Monday 7 March 2011

The Fate of HMS Beagle After Darwin´s Voyage to the Galapagos Islands

HMS Beagle (centre) from an 1841 watercolour by Owen Stanley,
painted during the third voyage while surveying Australia.

HMS Beagle was the ship that sailed around the world with the young naturalist by the name of Charles Darwin on board. The ship was sold for scrap in 1870 but until now it´s final fate has remained one of the world´s great naval mysteries.

A discovery has been made by Robert Prescott of St Andrews University, who is one of the world´s leading marine archaeologists. He says that he is quietly confident that the final resting place is near Potton Island in Essex, UK. Geophysical techniques and an advanced ground-penetrating radar located a buried structure which matches the size and shape of the Beagle.

Techniques used to see if the timbers are from the Beagle include testing the ship´s bilges for remains of tiny marine organisms called diatoms. Certain species of diatom are found in specific areas of the world so they are hoping to find diatoms unique to the Pacific or Australian waters. So far the results have been very positive but for incontrovertible proof one well recognized tropical diatom must be found.

HMS Beagle was one of the commonest classes of warships built by the Royal Navy. The 90ft, 10-gun brig was launched in 1820 at Woolwich Royal Dockyard on the Thames. It was later refitted as a hydrographic survey vessel and set off on its great journey with Darwin as a passenger in 1831. For five years it carried out detailed surveying of the tip of South America and in the Galapagos Islands. Darwin suffered terribly from seasickness and apparently spent most of his time in his hammock while at sea. It was remarked that it was almost unheard of for a passenger to suffer from seasickness from start to finish of a five year long voyage!
The voyage was to be, however, the most important event in Darwin´s life.
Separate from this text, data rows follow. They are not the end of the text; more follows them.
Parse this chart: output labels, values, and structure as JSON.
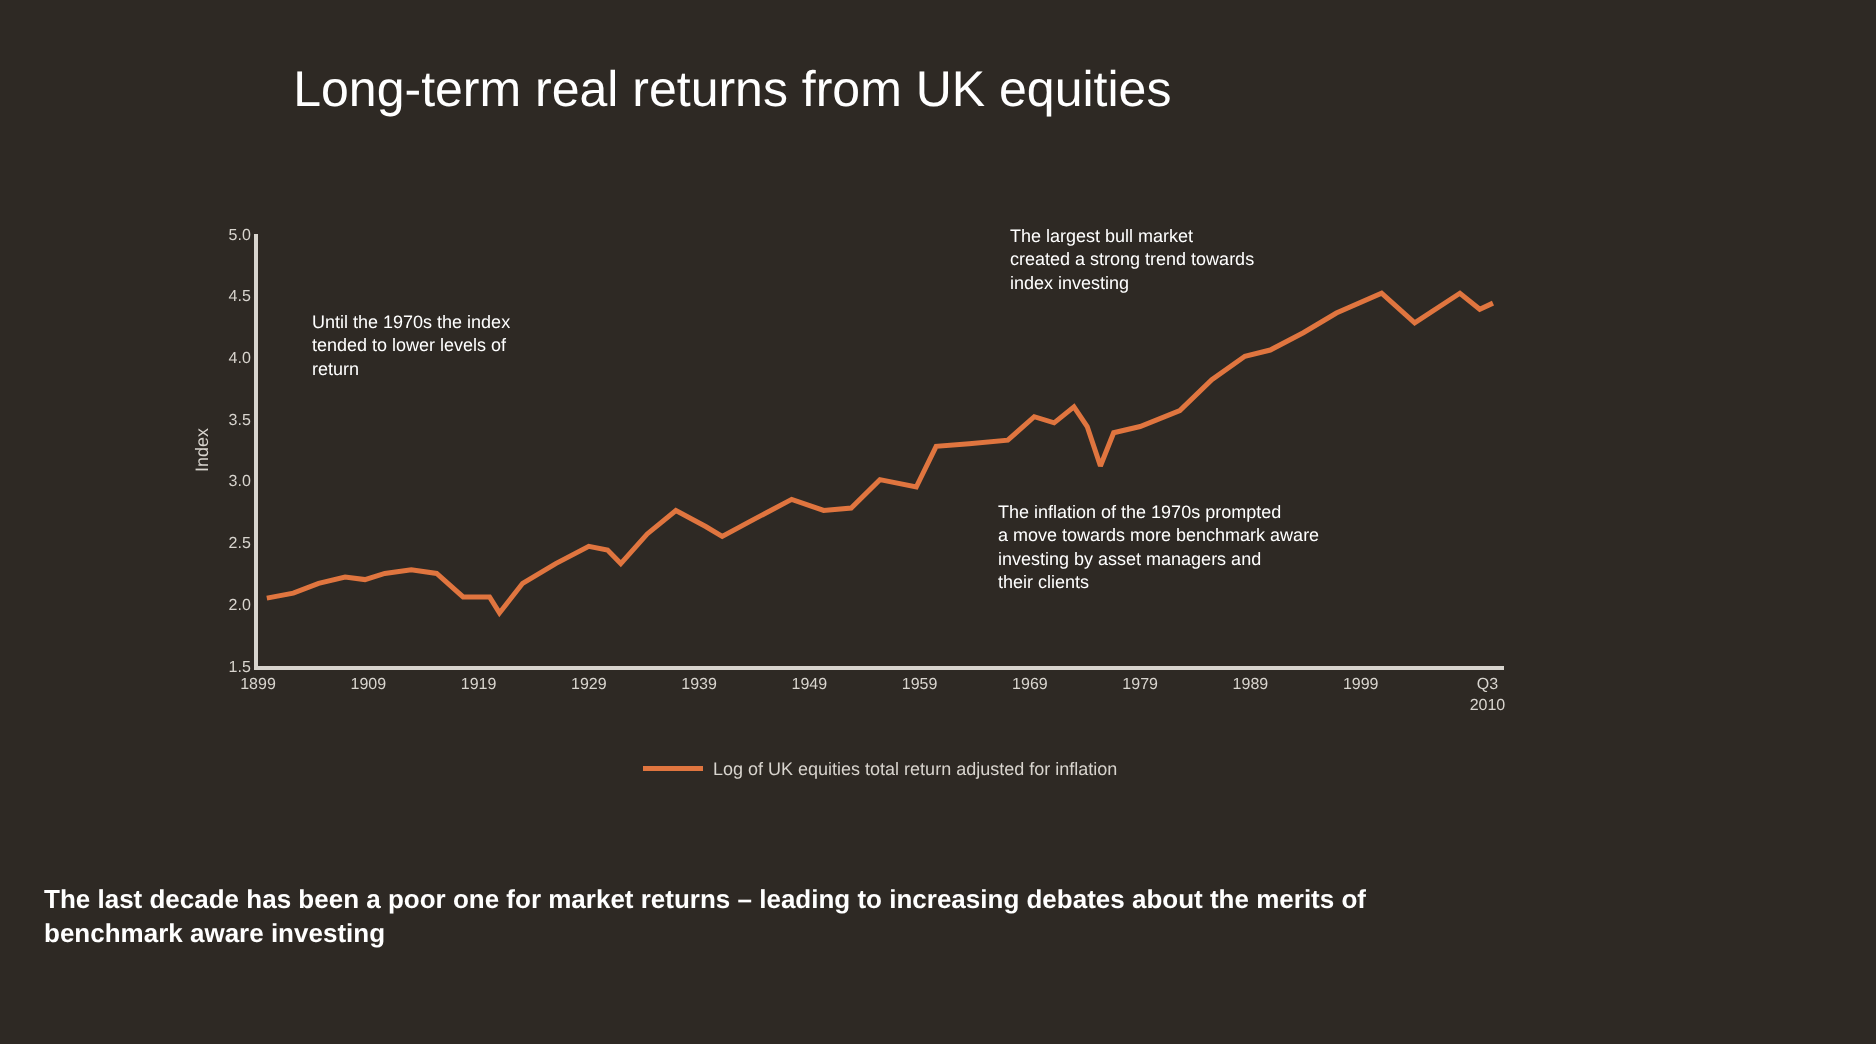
{
  "chart_data": {
    "type": "line",
    "title": "Long-term real returns from UK equities",
    "ylabel": "Index",
    "x": [
      1899.8,
      1902.2,
      1904.5,
      1906.9,
      1908.7,
      1910.5,
      1912.9,
      1915.2,
      1917.6,
      1920,
      1920.9,
      1923,
      1926,
      1929,
      1930.7,
      1931.9,
      1934.3,
      1936.9,
      1939.6,
      1941.1,
      1943.8,
      1947.4,
      1950.3,
      1952.8,
      1955.4,
      1958.7,
      1960.5,
      1963.5,
      1967,
      1969.4,
      1971.2,
      1973,
      1974.2,
      1975.4,
      1976.6,
      1979,
      1982.6,
      1985.5,
      1988.5,
      1990.8,
      1993.8,
      1996.8,
      2000.9,
      2003.9,
      2008,
      2009.8,
      2011
    ],
    "series": [
      {
        "name": "Log of UK equities total return adjusted for inflation",
        "color": "#e0753f",
        "values": [
          2.05,
          2.09,
          2.17,
          2.22,
          2.2,
          2.25,
          2.28,
          2.25,
          2.06,
          2.06,
          1.93,
          2.17,
          2.33,
          2.47,
          2.44,
          2.33,
          2.57,
          2.76,
          2.63,
          2.55,
          2.68,
          2.85,
          2.76,
          2.78,
          3.01,
          2.95,
          3.28,
          3.3,
          3.33,
          3.52,
          3.47,
          3.6,
          3.44,
          3.12,
          3.39,
          3.44,
          3.57,
          3.82,
          4.01,
          4.06,
          4.2,
          4.36,
          4.52,
          4.28,
          4.52,
          4.39,
          4.44
        ]
      }
    ],
    "xlim": [
      1899,
      2012
    ],
    "xticks": [
      1899,
      1909,
      1919,
      1929,
      1939,
      1949,
      1959,
      1969,
      1979,
      1989,
      1999,
      {
        "value": 2010.5,
        "label": "Q3 2010"
      }
    ],
    "ylim": [
      1.5,
      5.0
    ],
    "yticks": [
      {
        "value": 1.5,
        "label": "1.5"
      },
      {
        "value": 2,
        "label": "2.0"
      },
      {
        "value": 2.5,
        "label": "2.5"
      },
      {
        "value": 3,
        "label": "3.0"
      },
      {
        "value": 3.5,
        "label": "3.5"
      },
      {
        "value": 4,
        "label": "4.0"
      },
      {
        "value": 4.5,
        "label": "4.5"
      },
      {
        "value": 5,
        "label": "5.0"
      }
    ],
    "legend": "bottom",
    "marker": "none",
    "line_style": "solid",
    "annotations": [
      "Until the 1970s the index tended to lower levels of return",
      "The largest bull market created a strong trend towards index investing",
      "The inflation of the 1970s prompted a move towards more benchmark aware investing by asset managers and their clients",
      "The last decade has been a poor one for market returns – leading to increasing debates about the merits of benchmark aware investing"
    ]
  }
}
He observed the local variations among the birds and animals he found and it is from his cabin on the Beagle that he developed his theory of natural selection. These discoveries were consequently published in his book, ´On the Origin of Species´, in 1859. His book introduced the scientific theory that populations evolve over generations through a process of natural selection. He said that animals live longer when best adapted to their environments and produce more offspring and therefore species slowly evolve. His theory of evolution certainly caused an outcry at the time!

After the Beagle returned from its infamous journey it was used as an anti-smuggling patrol vessel along the Essex Coast. Further investigation by Prescott uncovered that the Beagle was moored mid-stream on the River Roach where it could intercept smugglers. It was not a popular permanent fixture as it was claimed it harmed the oyster beds. Final records from 1870 show that it was auctioned for £525 to local scrap merchants, Murray and Trainer.

A small dock on the north bank of the River Roach has been the focus of the team from St Andrews and this is where they think it was left after it was stripped.

Prescott says that the discovery is of great importance. "Most of the upper part of the ship may have gone, but we have the lower parts and hull, and who knows what remnants of Darwin´s trip may still lie down there". We shall have to wait and see.